REUTERS/Jacky Naegelen

Karl Lagerfeld ist wohl der einzige Couturier, dessen Namen jeder kennt, von dem man vielleicht sogar sein Bild vor Augen hat, ohne ein Kleid oder wichtiger noch, seinen Stil als Designer beschreiben zu können. Sicherlich ist er einer der innovativsten Modemacher weltweit. Auch wenn es darum geht, seinen Namen unters Volk zu bringen. Denn Lagerfeld ist ein glänzender PR-Mann, der früh schon die Bedeutung der Public Relations erkannte und zu nutzen verstand. Unzählige Interviews führt er an allen Pressefronten, und deren Leser glauben, nun alles über ihn zu wissen. Um später festzustellen, dass sie nur das kennen, was der Meister zu wissen gestattet.

Zwar macht sich Lagerfeld selbst zur öffentlichen Figur, aber er gibt sich keine Blößen. Er lanciert selbstgeknipste Fotos von sich, so distanziert und statuarisch wie Staatsportraits. Dazu gewährt er manchen Blick hinter seine Denkerstirn, aber nie hinter die abgedunkelten Brillengläser. Wenn die Augen der Spiegel der Seele sind, haben wir alle seine Seele schon lange nicht mehr gesehen. Damit wahrt er, was den Parisern schon immer am wichtigsten war: die Fassade.

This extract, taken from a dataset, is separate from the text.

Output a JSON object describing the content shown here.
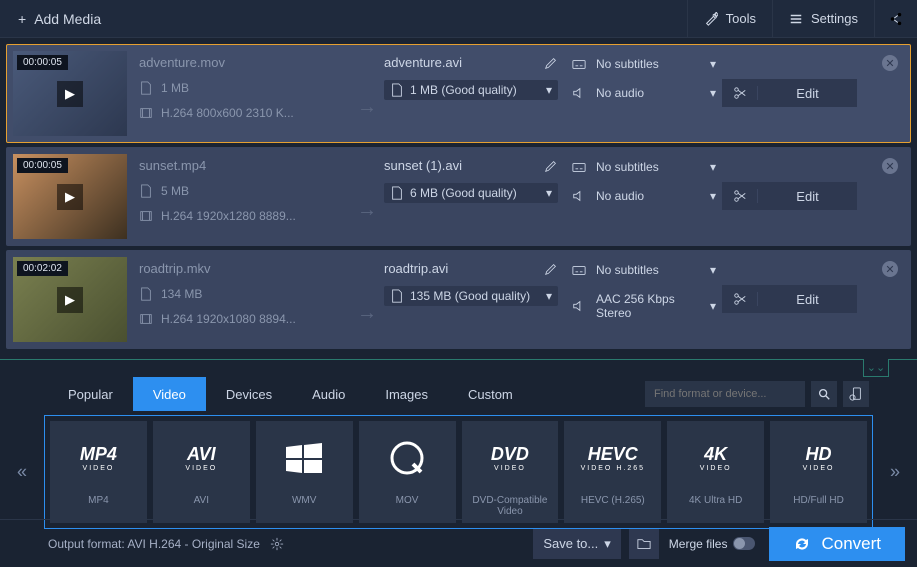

Die Begeisterung für die französische Lebensart hat Lagerfeld, gebürtiger Hamburger mit immer noch deutschem Pass (was er mit zunehmenden Alter immer häufiger betont), schon früh entwickelt. Das verwöhnte, aber allein gelassene Kind - der Vater hatte sein Vermögen als Fabrikant von "Glücksklee"-Dosenmilch gemacht - hatte stets das Gefühl, seine Eltern bei deren eigenen Interessen zu stören. Im Gegenzug blieb er sich selbst überlassen, was er noch heute als positiv empfindet. Also begann er, sich in eine Traumwelt zu flüchten aus Pariser-Vogue-Couture und Rokoko-Szenarien, die er sich aus Modezeitschriften und Büchern zusammen bastelte.

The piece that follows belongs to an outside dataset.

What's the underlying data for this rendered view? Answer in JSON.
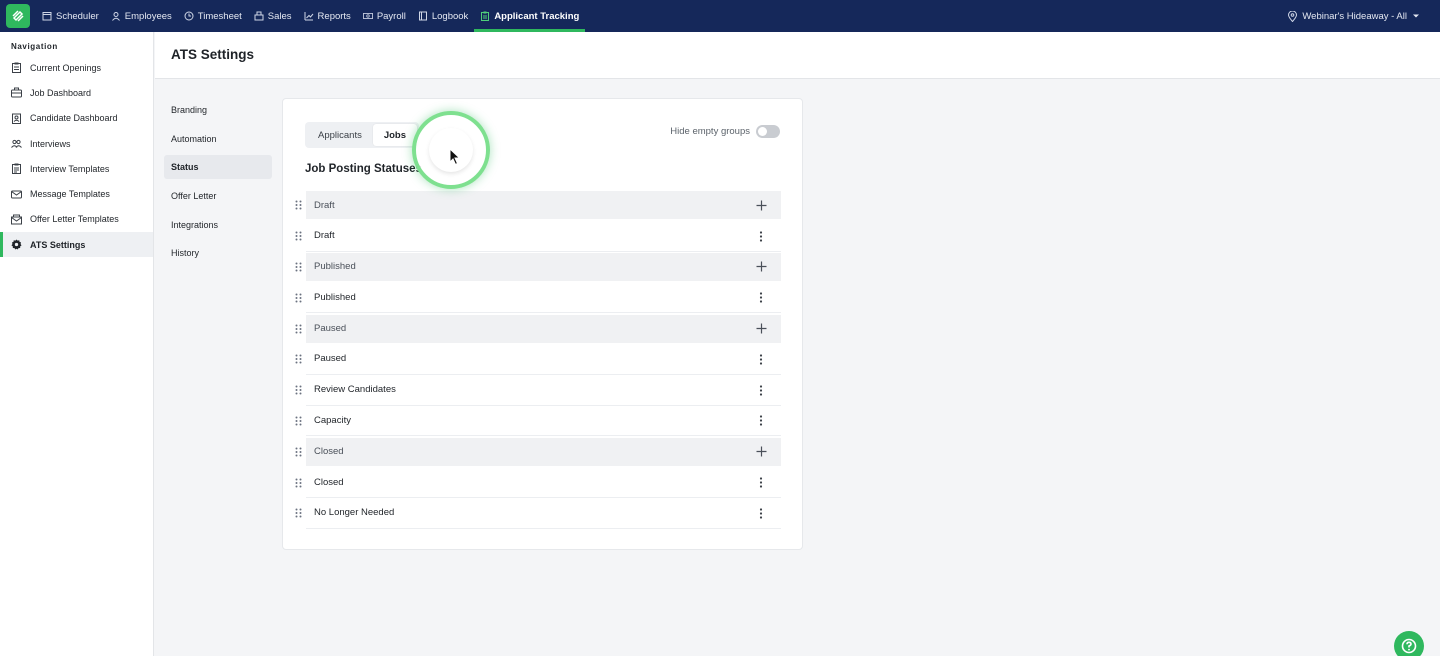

Es spricht für die Willenskraft und Fantasie des damals noch kleinen Karl, dass er konsequent die Erfüllung seiner Träume durchsetzte. Also durfte er die Schule in Paris beenden und auch danach dort bleiben, um, fernab vom muffigen und als viel zu eng empfundenen Adenauer-Deutschland, aus seinem Zeichentalent einen Beruf zu machen. Vor allem aber lernte er, das französische Savoir-Vivre und die Pariser Mentalität mit seiner norddeutschen Disziplin zu verschmelzen.

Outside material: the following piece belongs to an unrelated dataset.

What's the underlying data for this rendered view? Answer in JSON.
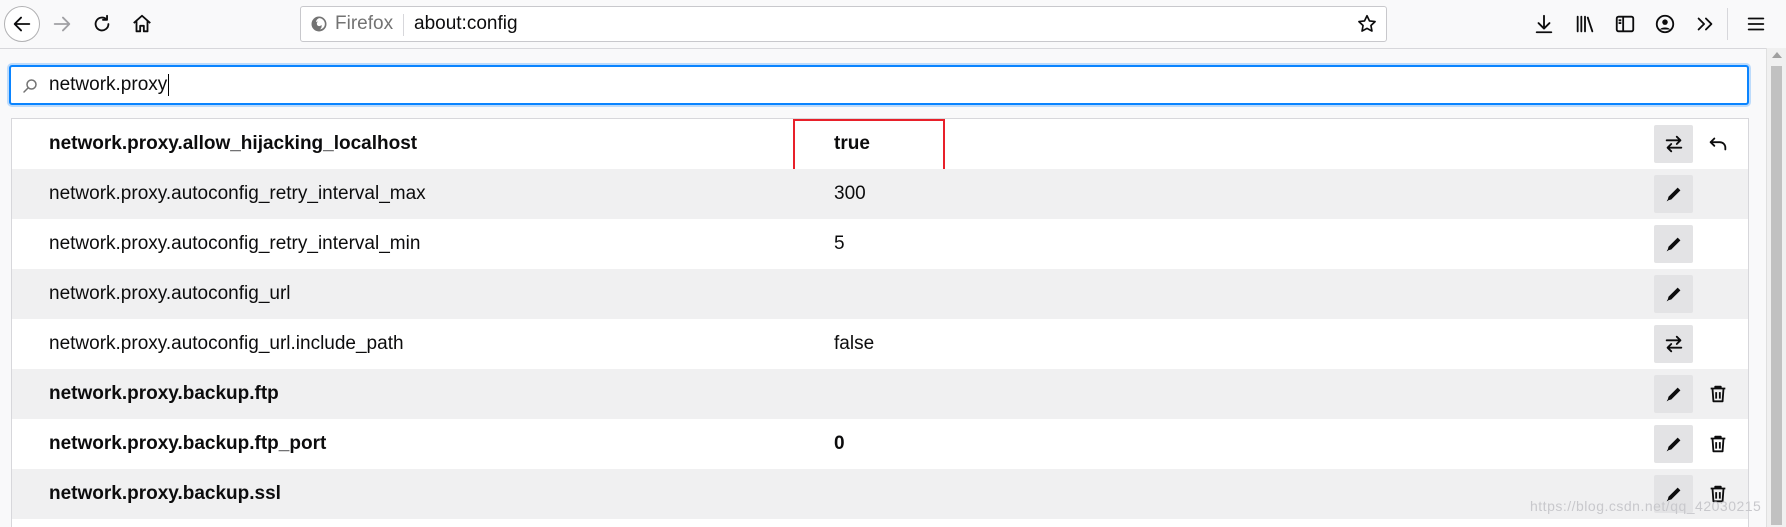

Ein erster Preis für einen Mantelentwurf für das Internationale Woll-Sekretariat machte Lagerfeld 1954 zum Assistenten des Couturiers und Dior-Konkurrenten Pierre Balmain. Später entwarf er die Couture für das Haus Jean Patou, bevor er sich als Designer selbständig machte. Wie man das Triviale zur Kunstform erhebt und sich selbst dadurch einen Rang erschafft, konnte er in seiner Jugend vom Dichter-Regisseur Jean Cocteau lernen oder von der Schriftstellerin Colette.

Als ihn die Modepresse in den siebziger Jahren als Designer für Chloé zu feiern begann, gelang es ihm schnell, innerhalb der noch jungen Pariser Pret-à-porter, Star-Status zu erlangen. Dazu trug nicht zuletzt ein Prinzip bei, das Lagerfeld am Sonnenkönig Ludwig XIV. und dessen Hof in Versailles fasziniert hatte. Wie dieser machte er sich zur öffentlichen Person, wenn im Gegenzug das Tabu eines von ihm bestimmten inneren Zirkels respektiert wurde.

In ihm bewegen sich auch heute noch die stets wechselnden Mitglieder seiner unmittelbaren Entourage wie Höflinge um das Ego von Lagerfelds Sonne. So kennt man nur die Namen der abtrünnigen Assistenten, weil sie scheiterten, indem sie glaubten, ohne den Meister existieren zu können: Hervé Leger etwa oder Alistair Blair, der für Balmain entwarf, oder Gilles Dufour, der langjährige Vertraute bei Chanel.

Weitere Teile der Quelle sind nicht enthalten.